“Tenho convicção que o orgulho que tenho da minha família não vou perder”. Com essa frase, o deputado estadual Bruno Toledo (PSDB) resumiu suas expectativas em relação às investigações do Ministério Público Estadual (MPE) envolvendo seu pai, o ex-presidente da Assembleia Legislativa de Alagoas (ALE) e atual conselheiro do Tribunal de Contas, Fernando Toledo.
O parlamentar foi entrevistado na manhã desta quinta-feira (05), no programa Voz do Povo, capitaneado por Luis Vilar, na Rádio Jornal AM, e não se esquivou dos assuntos espinhosos, a exemplo das denúncias que pesam sobre o ex-presidente do Poder Legislativo e sobre servidores comissionados lotados em seu gabinete.
“Tenho orgulho dos ensinamentos dos meus pais. Na minha casa nunca tive a polícia na porta e meu pai não responde a nenhum processo. Ele ainda não foi acusado de nada”, frisou o tucano, fazendo questão de lembrar que, embora se aconselhe com os pais – a mãe dele, Lucila Toledo, é prefeita do município de Cajueiro - seu mandato será independente: “O mandato é meu, a história é minha daqui para frente”.
O deputado lembrou ainda que Fernando Toledo “tirou a Casa das páginas policiais na época da Operação Taturana” e deixou claro que seu perfil é diferente. “Meu pai tem o perfil de delegar demais, de não revidar, optar pelo silêncio... Mas, eu vou optar sempre por me posicionar”.

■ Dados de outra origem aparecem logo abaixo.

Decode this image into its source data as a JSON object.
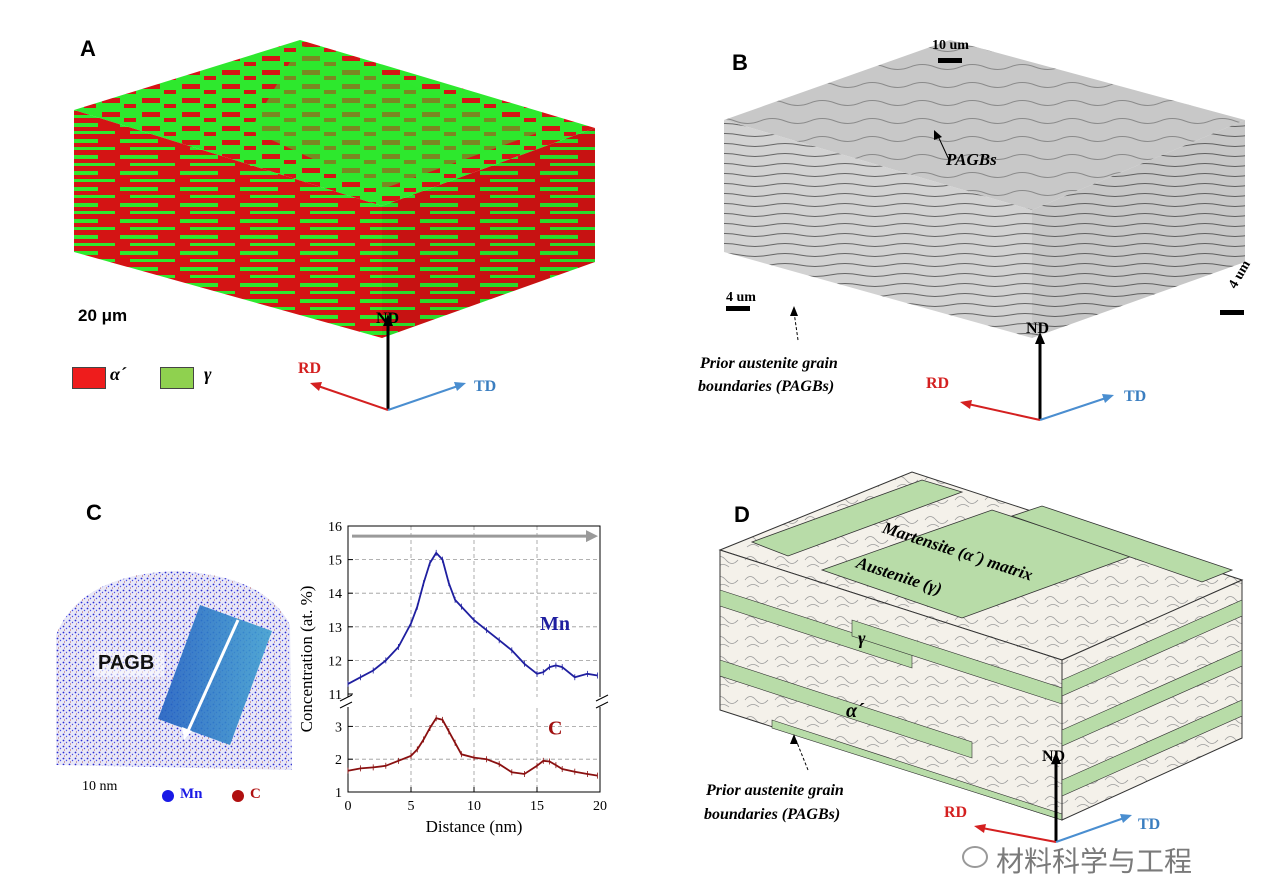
{
  "panels": {
    "a": "A",
    "b": "B",
    "c": "C",
    "d": "D"
  },
  "panel_a": {
    "scalebar": "20 μm",
    "legend": [
      {
        "symbol": "α´",
        "color": "#ee1c1c"
      },
      {
        "symbol": "γ",
        "color": "#8fd14f"
      }
    ],
    "axes": {
      "nd": "ND",
      "rd": "RD",
      "td": "TD"
    },
    "colors": {
      "martensite": "#d41414",
      "austenite": "#2ee82e",
      "rd": "#d42020",
      "td": "#4a8ed0"
    }
  },
  "panel_b": {
    "scalebar_top": "10 um",
    "scalebar_left": "4 um",
    "scalebar_right": "4 um",
    "label_pagbs": "PAGBs",
    "caption_line1": "Prior austenite grain",
    "caption_line2": "boundaries (PAGBs)",
    "axes": {
      "nd": "ND",
      "rd": "RD",
      "td": "TD"
    }
  },
  "panel_c": {
    "atom_map": {
      "label": "PAGB",
      "scalebar": "10 nm",
      "legend": [
        {
          "label": "Mn",
          "color": "#1a1ae6"
        },
        {
          "label": "C",
          "color": "#b01010"
        }
      ]
    }
  },
  "chart_data": {
    "type": "line",
    "xlabel": "Distance (nm)",
    "ylabel": "Concentration (at. %)",
    "xlim": [
      0,
      20
    ],
    "xticks": [
      "0",
      "5",
      "10",
      "15",
      "20"
    ],
    "upper_axis": {
      "ylim": [
        11,
        16
      ],
      "yticks": [
        "11",
        "12",
        "13",
        "14",
        "15",
        "16"
      ]
    },
    "lower_axis": {
      "ylim": [
        1,
        3.5
      ],
      "yticks": [
        "1",
        "2",
        "3"
      ]
    },
    "grid": true,
    "series": [
      {
        "name": "Mn",
        "color": "#1f1fa0",
        "x": [
          0,
          1,
          2,
          3,
          4,
          5,
          5.5,
          6,
          6.5,
          7,
          7.5,
          8,
          8.5,
          9,
          10,
          11,
          12,
          13,
          14,
          15,
          15.5,
          16,
          16.5,
          17,
          18,
          19,
          19.8
        ],
        "y": [
          11.3,
          11.5,
          11.7,
          12.0,
          12.4,
          13.1,
          13.6,
          14.3,
          14.9,
          15.2,
          15.0,
          14.3,
          13.8,
          13.6,
          13.2,
          12.9,
          12.6,
          12.3,
          11.9,
          11.6,
          11.65,
          11.8,
          11.85,
          11.8,
          11.5,
          11.6,
          11.55
        ]
      },
      {
        "name": "C",
        "color": "#8a1010",
        "x": [
          0,
          1,
          2,
          3,
          4,
          5,
          5.5,
          6,
          6.5,
          7,
          7.5,
          8,
          8.5,
          9,
          10,
          11,
          12,
          13,
          14,
          15,
          15.5,
          16,
          16.5,
          17,
          18,
          19,
          19.8
        ],
        "y": [
          1.65,
          1.72,
          1.75,
          1.8,
          1.95,
          2.1,
          2.3,
          2.6,
          2.95,
          3.25,
          3.2,
          2.85,
          2.5,
          2.15,
          2.05,
          2.0,
          1.85,
          1.6,
          1.55,
          1.8,
          1.95,
          1.93,
          1.82,
          1.7,
          1.62,
          1.55,
          1.5
        ]
      }
    ],
    "annotation_arrow": "gray arrow at top pointing right"
  },
  "panel_d": {
    "label_matrix": "Martensite (α´) matrix",
    "label_austenite": "Austenite (γ)",
    "label_gamma": "γ",
    "label_alpha": "α´",
    "caption_line1": "Prior austenite grain",
    "caption_line2": "boundaries (PAGBs)",
    "axes": {
      "nd": "ND",
      "rd": "RD",
      "td": "TD"
    },
    "colors": {
      "austenite": "#b8dca8",
      "matrix": "#f4f1ea"
    }
  },
  "watermark": "材料科学与工程"
}
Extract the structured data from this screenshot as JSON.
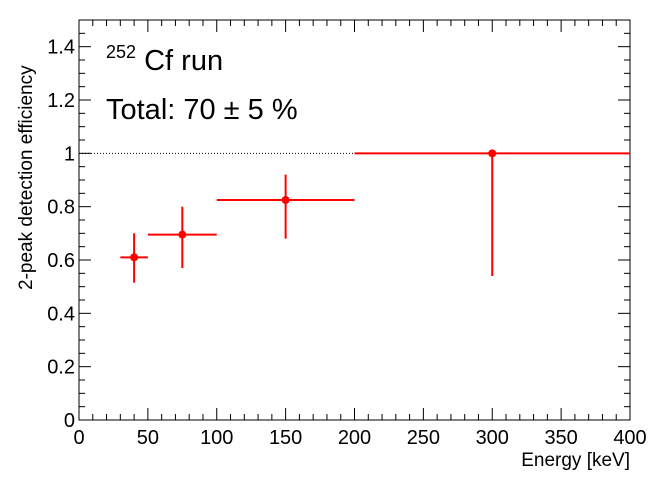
{
  "chart_data": {
    "type": "scatter",
    "xlabel": "Energy [keV]",
    "ylabel": "2-peak detection efficiency",
    "xlim": [
      0,
      400
    ],
    "ylim": [
      0,
      1.5
    ],
    "x_ticks": [
      "0",
      "50",
      "100",
      "150",
      "200",
      "250",
      "300",
      "350",
      "400"
    ],
    "y_ticks": [
      "0",
      "0.2",
      "0.4",
      "0.6",
      "0.8",
      "1",
      "1.2",
      "1.4"
    ],
    "annotations": {
      "run_prefix": "252",
      "run_label": "Cf run",
      "total": "Total: 70 ± 5 %"
    },
    "reference_line": {
      "y": 1,
      "style": "dotted",
      "color": "#000000"
    },
    "series": [
      {
        "color": "#ff0000",
        "points": [
          {
            "x": 40,
            "y": 0.61,
            "x_lo": 30,
            "x_hi": 50,
            "y_lo": 0.515,
            "y_hi": 0.7
          },
          {
            "x": 75,
            "y": 0.695,
            "x_lo": 50,
            "x_hi": 100,
            "y_lo": 0.57,
            "y_hi": 0.8
          },
          {
            "x": 150,
            "y": 0.825,
            "x_lo": 100,
            "x_hi": 200,
            "y_lo": 0.68,
            "y_hi": 0.92
          },
          {
            "x": 300,
            "y": 1.0,
            "x_lo": 200,
            "x_hi": 400,
            "y_lo": 0.54,
            "y_hi": 1.0
          }
        ]
      }
    ],
    "grid": false,
    "legend": "none"
  }
}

Sobre os supostos desvios na folha de pagamento durante a gestão de Fernando Toledo, denunciados pelo MPE, Bruno Toledo pediu que a sociedade refletisse antes de fazer juízo de valor: “Se esse desvio milionário aconteceu, o dinheiro tem que estar em algum lugar. Aplicado em um bem móvel, imóvel, conta no exterior... Acho que Fernando Toledo nunca foi questionado em relação a isso: onde foi parar esse recurso? Qual o aumento de patrimônio dele? Não há”, afirmou.
Questionado por um ouvinte sobre o que pensava a respeito da afirmação que teria sido feita por outra ouvinte em relação a Fernando Toledo, o parlamentar foi incisivo: “Se alguém me acusasse de ladrão, eu processaria”.
Comissionados no Diário Oficial
Em relação aos servidores nomeados por ele, Bruno Toledo contou que, na edição do Diário Oficial do Estado de hoje divulgou todos os comissionados lotados em seu gabinete, com as devidas funções e remunerações – que estão especificadas pelos códigos SP18 e SP23. O parlamentar nomeou 21 dos 25 cargos a que tem direito e explicou que o cargo SP18, ocupado pelo chefe de gabinete, gira em torno de R$ 6 mil brutos e o SP23, onde estão os demais, cerca de R$ 3.300 brutos.
Ele também defendeu a polêmica servidora que, segundo denúncias do MPE, teria recebido, juntamente com os pais, milhões da folha de pagamento da Casa. “Uma hora a chamam de fantasma, outra hora de vassoura de ouro. Primeiro é preciso saber de que a estão acusando”, desabafou, afirmando que a funcionária devolveu, por livre e espontânea vontade, R$ 49 mil ao Poder Legislativo após ser informada que a quantia tinha sido depositada erroneamente em sua conta bancária. A devolução foi divulgada e questionada pelo Ministério Público.